Chapter IX (Burden VS Reality)

3.3K 299 22
                                    

"Hyungie, aku haus."

Yang dipanggil dengan nama Hyungie lantas menoleh ke samping kanan sembari melemparkan senyumnya.

"Hyuckie mau minum apa?"

Yang dipanggil dengan nama Hyuckie sempat mengerutkan keningnya bingung.

"Aku mau minum yang manis-manis," ucap Hyuckie pada akhirnya.

"Baiklah," ucap Hyungie seraya mengusak surai Hyuckie gemas.

Setelah itu, Hyungie segera melangkahkan kaki menuju dapur. Di hampirinya lemari pendingin yang terletak di sudut lalu membuka pintunya pelan. Hyungie tampak menimbang-nimbang sebotol minuman manis apa yang akan Ia berikan kepada Hyuckie. Lumayan lama Hyungie terjebak oleh kebingungannya, hingga senyuman manis terlukis di bibirnya sebagai simbol jika Ia telah menentukan pilihan tepat untuk Hyuckie. 

Ya, Hyungie pada akhirnya memilih sebotol taro milk tea kesukaan mereka bersama untuk diberikan kepada Hyuckie. Dengan langkah riang, Hyungie segera membawa sebotol minuman itu ke kamarnya dimana Hyuckie berada.

"Hyuckie, aku—"

Hyungie terbelalak. Sebotol taro milk tea yang ada digenggamannya sampai jatuh ke lantai, usai maniknya dihadapkan pada sebuah pemandangan mengejutkan. Bahkan gara-gara itu, tubuh Hyungie turut bergetar hebat tak terkendali.

"Mark, kenapa kau meninggalkanku sendirian?"

Tubuh Hyungie roboh seketika, saat menemukan sosok Hyuckie yang berlumuran darah itu tampak menatap ke arahnya dengan sorot kebencian.

***

SRAK!

Mark tersentak di tengah-tengah tidur malamnya dengan peluh yang membanjiri tubuhnya. Ia berusaha mengendalikan napasnya yang tersenggal, seraya meraih sebotol air mineral di samping ranjangnya secara serampangan, hingga menyebabkan beberapa benda di sekitarnya jatuh ke lantai. Mark lantas meneguk seluruh air mineral tersebut, di sela-sela lelehan air mata yang masih menggenangi wajahnya. Setelah tidak ada lagi air yang tersisa di dalam botol, Mark langsung membuang botol tersebut ke sembarang arah, kemudian menangkup wajahnya dengan kedua telapak tangan.

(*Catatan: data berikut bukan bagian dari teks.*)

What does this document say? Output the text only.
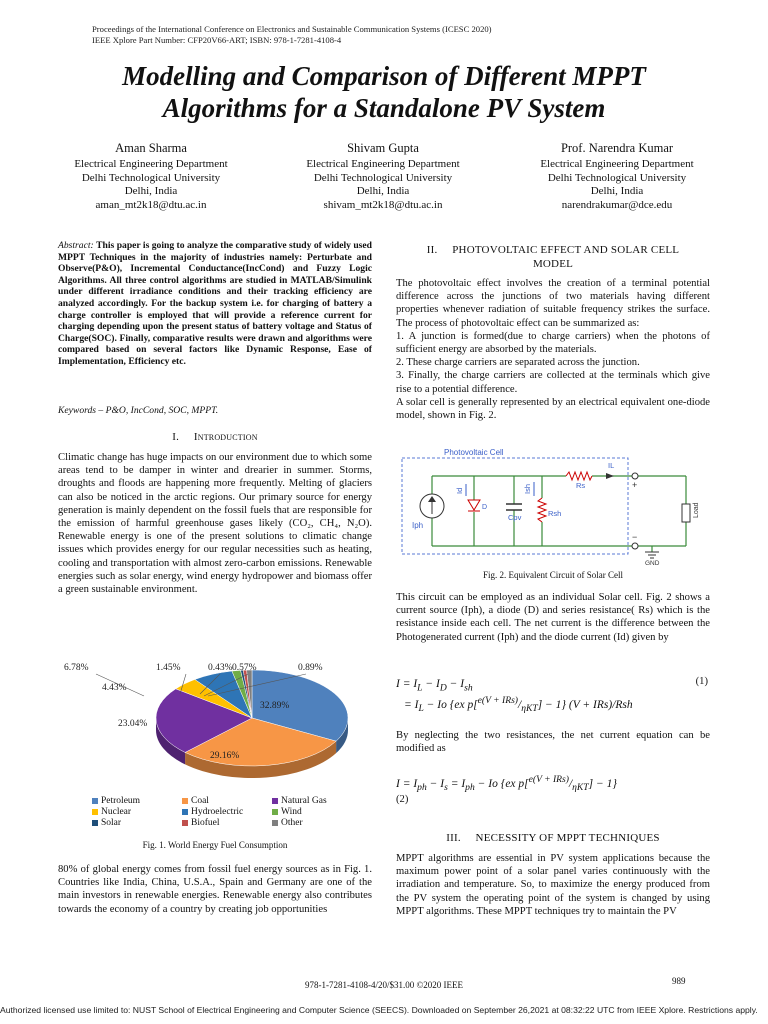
Proceedings of the International Conference on Electronics and Sustainable Communication Systems (ICESC 2020)
IEEE Xplore Part Number: CFP20V66-ART; ISBN: 978-1-7281-4108-4
Modelling and Comparison of Different MPPT
Algorithms for a Standalone PV System
Aman Sharma
Electrical Engineering Department
Delhi Technological University
Delhi, India
aman_mt2k18@dtu.ac.in
Shivam Gupta
Electrical Engineering Department
Delhi Technological University
Delhi, India
shivam_mt2k18@dtu.ac.in
Prof. Narendra Kumar
Electrical Engineering Department
Delhi Technological University
Delhi, India
narendrakumar@dce.edu
Abstract: This paper is going to analyze the comparative study of widely used MPPT Techniques in the majority of industries namely: Perturbate and Observe(P&O), Incremental Conductance(IncCond) and Fuzzy Logic Algorithms. All three control algorithms are studied in MATLAB/Simulink under different irradiance conditions and their tracking efficiency are analyzed accordingly. For the backup system i.e. for charging of battery a charge controller is employed that will provide a reference current for charging depending upon the present status of battery voltage and Status of Charge(SOC). Finally, comparative results were drawn and algorithms were compared based on several factors like Dynamic Response, Ease of Implementation, Efficiency etc.
Keywords – P&O, IncCond, SOC, MPPT.
I. Introduction
Climatic change has huge impacts on our environment due to which some areas tend to be damper in winter and drearier in summer. Storms, droughts and floods are happening more frequently. Melting of glaciers can also be noticed in the arctic regions. Our primary source for energy generation is mainly dependent on the fossil fuels that are responsible for the emission of harmful greenhouse gases likely (CO₂, CH₄, N₂O). Renewable energy is one of the present solutions to climatic change issues which provides energy for our regular necessities such as heating, cooling and transportation with almost zero-carbon emissions. Renewable energies such as solar energy, wind energy hydropower and biomass offer a green sustainable environment.
32.89%
29.16%
23.04%
4.43%
6.78%	1.45%	0.43% 0.57%	0.89%
Petroleum	Coal	Natural Gas
Nuclear	Hydroelectric	Wind
Solar	Biofuel	Other
Fig. 1. World Energy Fuel Consumption
80% of global energy comes from fossil fuel energy sources as in Fig. 1. Countries like India, China, U.S.A., Spain and Germany are one of the main investors in renewable energies. Renewable energy also contributes towards the economy of a country by creating job opportunities
II. PHOTOVOLTAIC EFFECT AND SOLAR CELL
MODEL
The photovoltaic effect involves the creation of a terminal potential difference across the junctions of two materials having different properties whenever radiation of suitable frequency strikes the surface. The process of photovoltaic effect can be summarized as:
1. A junction is formed(due to charge carriers) when the photons of sufficient energy are absorbed by the materials.
2. These charge carriers are separated across the junction.
3. Finally, the charge carriers are collected at the terminals which give rise to a potential difference.
A solar cell is generally represented by an electrical equivalent one-diode model, shown in Fig. 2.
Photovoltaic Cell
Iph
D
Id
Cpv	Rsh
Ish	Rs
IL
+
−
Load
GND
Fig. 2. Equivalent Circuit of Solar Cell
This circuit can be employed as an individual Solar cell. Fig. 2 shows a current source (Iph), a diode (D) and series resistance( Rs) which is the resistance inside each cell. The net current is the difference between the Photogenerated current (Iph) and the diode current (Id) given by
$I = I_L - I_D - I_{sh}$
= $I_L - Io$ {ex $p[^{e(V + IRs)}/_{\eta KT}] - 1$} (V + IRs)/Rsh
(1)
By neglecting the two resistances, the net current equation can be modified as
$I = I_{ph} - I_s = I_{ph} - Io$ {ex $p[^{e(V + IRs)}/_{\eta KT}] - 1$}
(2)
III. NECESSITY OF MPPT TECHNIQUES
MPPT algorithms are essential in PV system applications because the maximum power point of a solar panel varies continuously with the irradiation and temperature. So, to maximize the energy produced from the PV system the operating point of the system is changed by using MPPT algorithms. These MPPT techniques try to maintain the PV
978-1-7281-4108-4/20/$31.00 ©2020 IEEE	989
Authorized licensed use limited to: NUST School of Electrical Engineering and Computer Science (SEECS). Downloaded on September 26,2021 at 08:32:22 UTC from IEEE Xplore. Restrictions apply.
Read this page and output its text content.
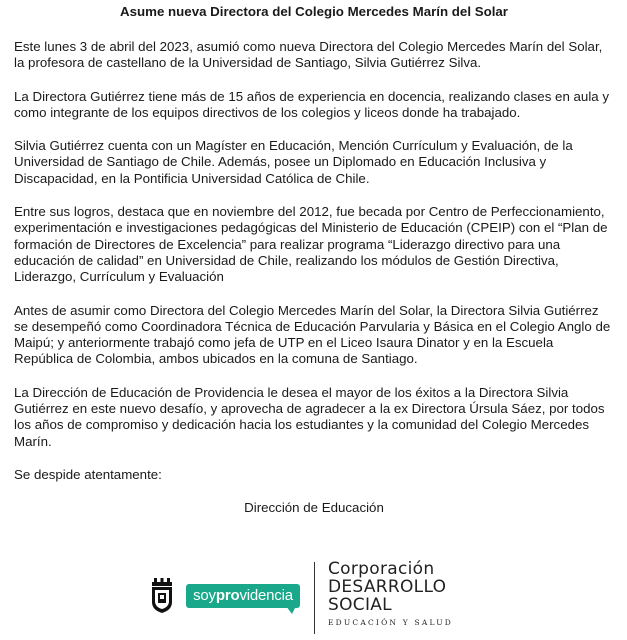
Asume nueva Directora del Colegio Mercedes Marín del Solar

Este lunes 3 de abril del 2023, asumió como nueva Directora del Colegio Mercedes Marín del Solar, la profesora de castellano de la Universidad de Santiago, Silvia Gutiérrez Silva.

La Directora Gutiérrez tiene más de 15 años de experiencia en docencia, realizando clases en aula y como integrante de los equipos directivos de los colegios y liceos donde ha trabajado.

Silvia Gutiérrez cuenta con un Magíster en Educación, Mención Currículum y Evaluación, de la Universidad de Santiago de Chile. Además, posee un Diplomado en Educación Inclusiva y Discapacidad, en la Pontificia Universidad Católica de Chile.

Entre sus logros, destaca que en noviembre del 2012, fue becada por Centro de Perfeccionamiento, experimentación e investigaciones pedagógicas del Ministerio de Educación (CPEIP) con el “Plan de formación de Directores de Excelencia” para realizar programa “Liderazgo directivo para una educación de calidad” en Universidad de Chile, realizando los módulos de Gestión Directiva, Liderazgo, Currículum y Evaluación

Antes de asumir como Directora del Colegio Mercedes Marín del Solar, la Directora Silvia Gutiérrez se desempeñó como Coordinadora Técnica de Educación Parvularia y Básica en el Colegio Anglo de Maipú; y anteriormente trabajó como jefa de UTP en el Liceo Isaura Dinator y en la Escuela República de Colombia, ambos ubicados en la comuna de Santiago.

La Dirección de Educación de Providencia le desea el mayor de los éxitos a la Directora Silvia Gutiérrez en este nuevo desafío, y aprovecha de agradecer a la ex Directora Úrsula Sáez, por todos los años de compromiso y dedicación hacia los estudiantes y la comunidad del Colegio Mercedes Marín.

Se despide atentamente:

Dirección de Educación
soyprovidencia
Corporación
DESARROLLO
SOCIAL
EDUCACIÓN Y SALUD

"Hyuckie..." lirih Mark sembari menahan isaknya. "...maaf."

Drrrt! Drrrt! Drrrrt!

Terdengar suara getaran berasal dari ponsel Mark, menandakan bila sebuah panggilan sedang menunggu persetujuannya untuk tersambung.

Drrrt! Drrrt! Drrrrt!

Dengan kondisi emosional yang tidak stabil. Awalnya Mark ingin mengabaikan panggilan tersebut, andaikata nama White Dog tidak tertangkap oleh ekor matanya.

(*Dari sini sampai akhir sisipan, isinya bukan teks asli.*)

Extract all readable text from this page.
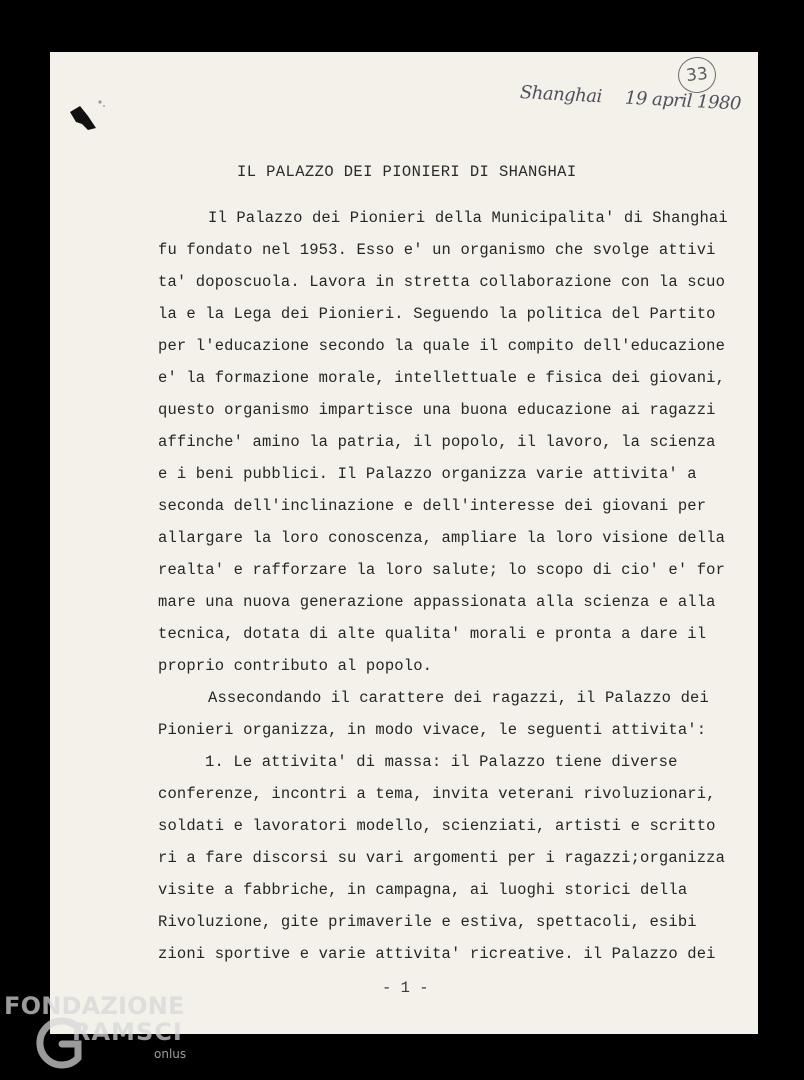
Shanghai 19 april 1980
33
IL PALAZZO DEI PIONIERI DI SHANGHAI
Il Palazzo dei Pionieri della Municipalita' di Shanghai
fu fondato nel 1953. Esso e' un organismo che svolge attivi
ta' doposcuola. Lavora in stretta collaborazione con la scuo
la e la Lega dei Pionieri. Seguendo la politica del Partito
per l'educazione secondo la quale il compito dell'educazione
e' la formazione morale, intellettuale e fisica dei giovani,
questo organismo impartisce una buona educazione ai ragazzi
affinche' amino la patria, il popolo, il lavoro, la scienza
e i beni pubblici. Il Palazzo organizza varie attivita' a
seconda dell'inclinazione e dell'interesse dei giovani per
allargare la loro conoscenza, ampliare la loro visione della
realta' e rafforzare la loro salute; lo scopo di cio' e' for
mare una nuova generazione appassionata alla scienza e alla
tecnica, dotata di alte qualita' morali e pronta a dare il
proprio contributo al popolo.
Assecondando il carattere dei ragazzi, il Palazzo dei
Pionieri organizza, in modo vivace, le seguenti attivita':
1. Le attivita' di massa: il Palazzo tiene diverse
conferenze, incontri a tema, invita veterani rivoluzionari,
soldati e lavoratori modello, scienziati, artisti e scritto
ri a fare discorsi su vari argomenti per i ragazzi;organizza
visite a fabbriche, in campagna, ai luoghi storici della
Rivoluzione, gite primaverile e estiva, spettacoli, esibi
zioni sportive e varie attivita' ricreative. il Palazzo dei
- 1 -
FONDAZIONE
RAMSCI
onlus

Kenapa di tengah malam seperti ini Jeno menghubunginya dengan nomor aliasnya?

Kecuali...

"Yeoboseyo?" ucap Mark dengan nada serak.

"Tiger, Si Nomor Tiga berhasil ditemukan."

Mark terperanjat dengan mata terbelalak.

***

"Kalian yakin dia orangnya?!"

Jeno mempercepat langkahnya demi mengimbangi langkah Mark yang terlalu cepat di sepanjang lorong gelap yang mereka lalui.

"Tidak salah lagi," balas Jeno sambil menganggukkan kepala. "Sesuai dengan data yang dilaporkan oleh Intel Mice, Si Nomor Tiga."

Mark meremat kepalan tangannya erat demi meredam emosi yang mulai merasuki kesadarannya. Meski tidak begitu berhasil, sebab kakinya tetap saja menendang sebuah pintu yang ada di hadapannya, ketika mereka berdua telah sampai di ruang yang dituju.